Enviada em 25/05/2020
Na contemporaneidade,cada vez mais se nota a precariedade do sistema de saúde pública do Brasil, principalmente,acerca da questão de epidemias no país.Isso se deve,sobretudo,ao financiamento reduzido para esse complexo e à falta de uma estrutura e de materiais para um atendimento adequado, além da má distribuição de médicos,contribuindo para a existência de um sistema desequilibrado e um déficit no bem estar do cidadão.Desse modo,consiste em um grande desafio estabelecer o direito à saúde de qualidade para a sociedade,sendo necessárias maiores ações dinâmicas por parte do Estado.
Nessa conjuntura, desde os primórdios da história brasileira epidemias estão presentes, com a chegada dos portugueses no país muitos deles trouxeram doenças, causando a morte de parte dos índios por exemplo. No contexto atual, desde 2015 o Brasil vive uma epidemia com casos de Dengue, Zika e Chikungunya,todas transmitidas pelo mosquito “aedes aegypti”, o qual apresenta boa reprodução no clima do Brasil,dificultando a sua erradicação. Sob esse viés,o déficit no sistema de saúde pública do país também contribui para o aumento das consequências de epidemias na população, uma vez que tal sistema é mal gerenciado em questão de disponibilidade de recursos e médicos.
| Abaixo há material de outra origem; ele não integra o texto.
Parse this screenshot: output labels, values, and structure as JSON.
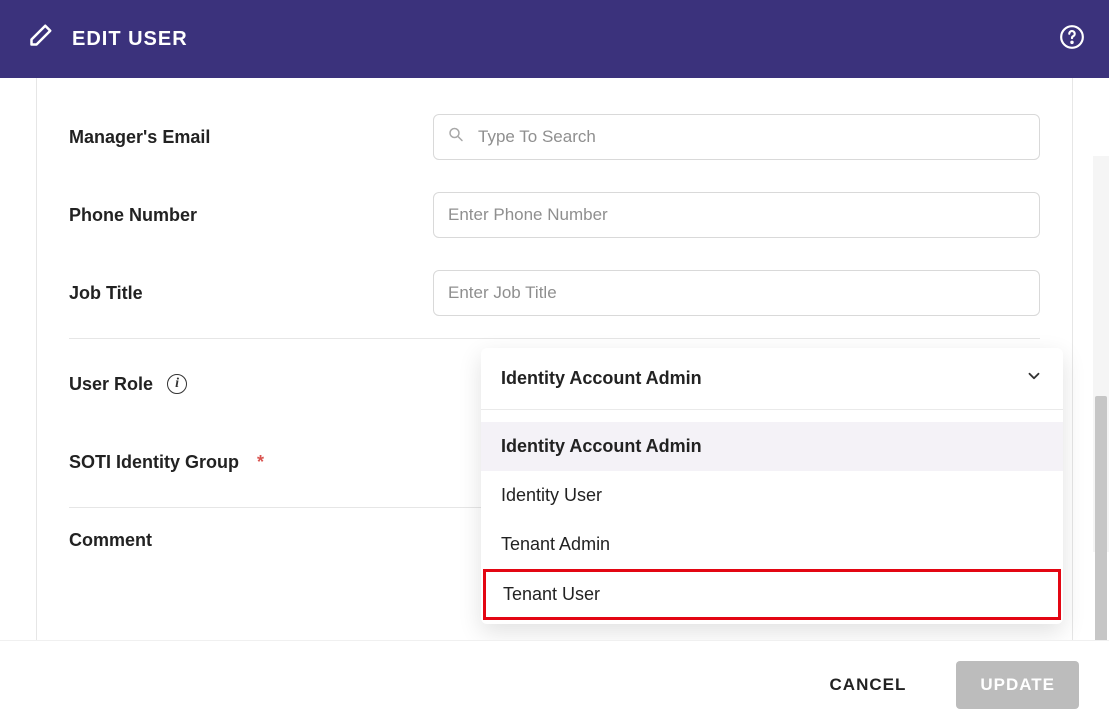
{
  "header": {
    "title": "EDIT USER"
  },
  "form": {
    "managerEmail": {
      "label": "Manager's Email",
      "placeholder": "Type To Search",
      "value": ""
    },
    "phone": {
      "label": "Phone Number",
      "placeholder": "Enter Phone Number",
      "value": ""
    },
    "jobTitle": {
      "label": "Job Title",
      "placeholder": "Enter Job Title",
      "value": ""
    },
    "userRole": {
      "label": "User Role",
      "selected": "Identity Account Admin",
      "options": [
        "Identity Account Admin",
        "Identity User",
        "Tenant Admin",
        "Tenant User"
      ]
    },
    "sotiGroup": {
      "label": "SOTI Identity Group"
    },
    "comment": {
      "label": "Comment"
    }
  },
  "footer": {
    "cancel": "CANCEL",
    "update": "UPDATE"
  }
}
Com isso,segundo pesquisas recentes há uma grande concentração de médicos nas capitais brasileiras onde há mais oportunidades de emprego, enquanto regiões como o Nordeste e o Norte do país são menos favorecidas,demonstrando a insuficiência de recursos destinados de forma mais igualitária.
Nessa perspectiva, no início do ano de 2020 houve uma explosão no número de casos de uma nova doença chamada “Covid 19”, uma síndrome com sintomas de gripe e dificuldade respiratórias e devido ao rápido contágio tornou-se uma Pandemia. Nesse tocante, ficou evidente o despreparo da rede pública brasileira frente a essa questão de lidar com epidemias, já que diversos hospitais ficaram com 100% dos leitos ocupados, além da falta de equipamentos básicos como respiradores e máscaras para os profissionais de saúde. Além disso, segundo dados do CFM (Conjunto Federal de Medicina), deveriam ser destinados 10% do PIB nacional para a saúde, mas destina-se apenas 2,94%, atestando a má gestão dos recursos públicos e a necessidade uma maior preparação para casos como esses.
À luz dessas considerações,é indubitável a realização de melhorias no sistema de saúde pública brasileira frente à epidemias. Para isso,cabe ao Ministério Público,por meio de maiores investimentos dos gastos públicos,destinar mais capital para a saúde com a contratação de profissionais capacitados para a rede pública das regiões menos favorecidas,além de financiar a compra de materiais básicos para atendimento e melhorias na infraestrutura.Outrossim,cabe ao Ministério da saúde,por meio de fiscalizações e pesquisas,garantir o acesso de qualidade para toda a população brasileira.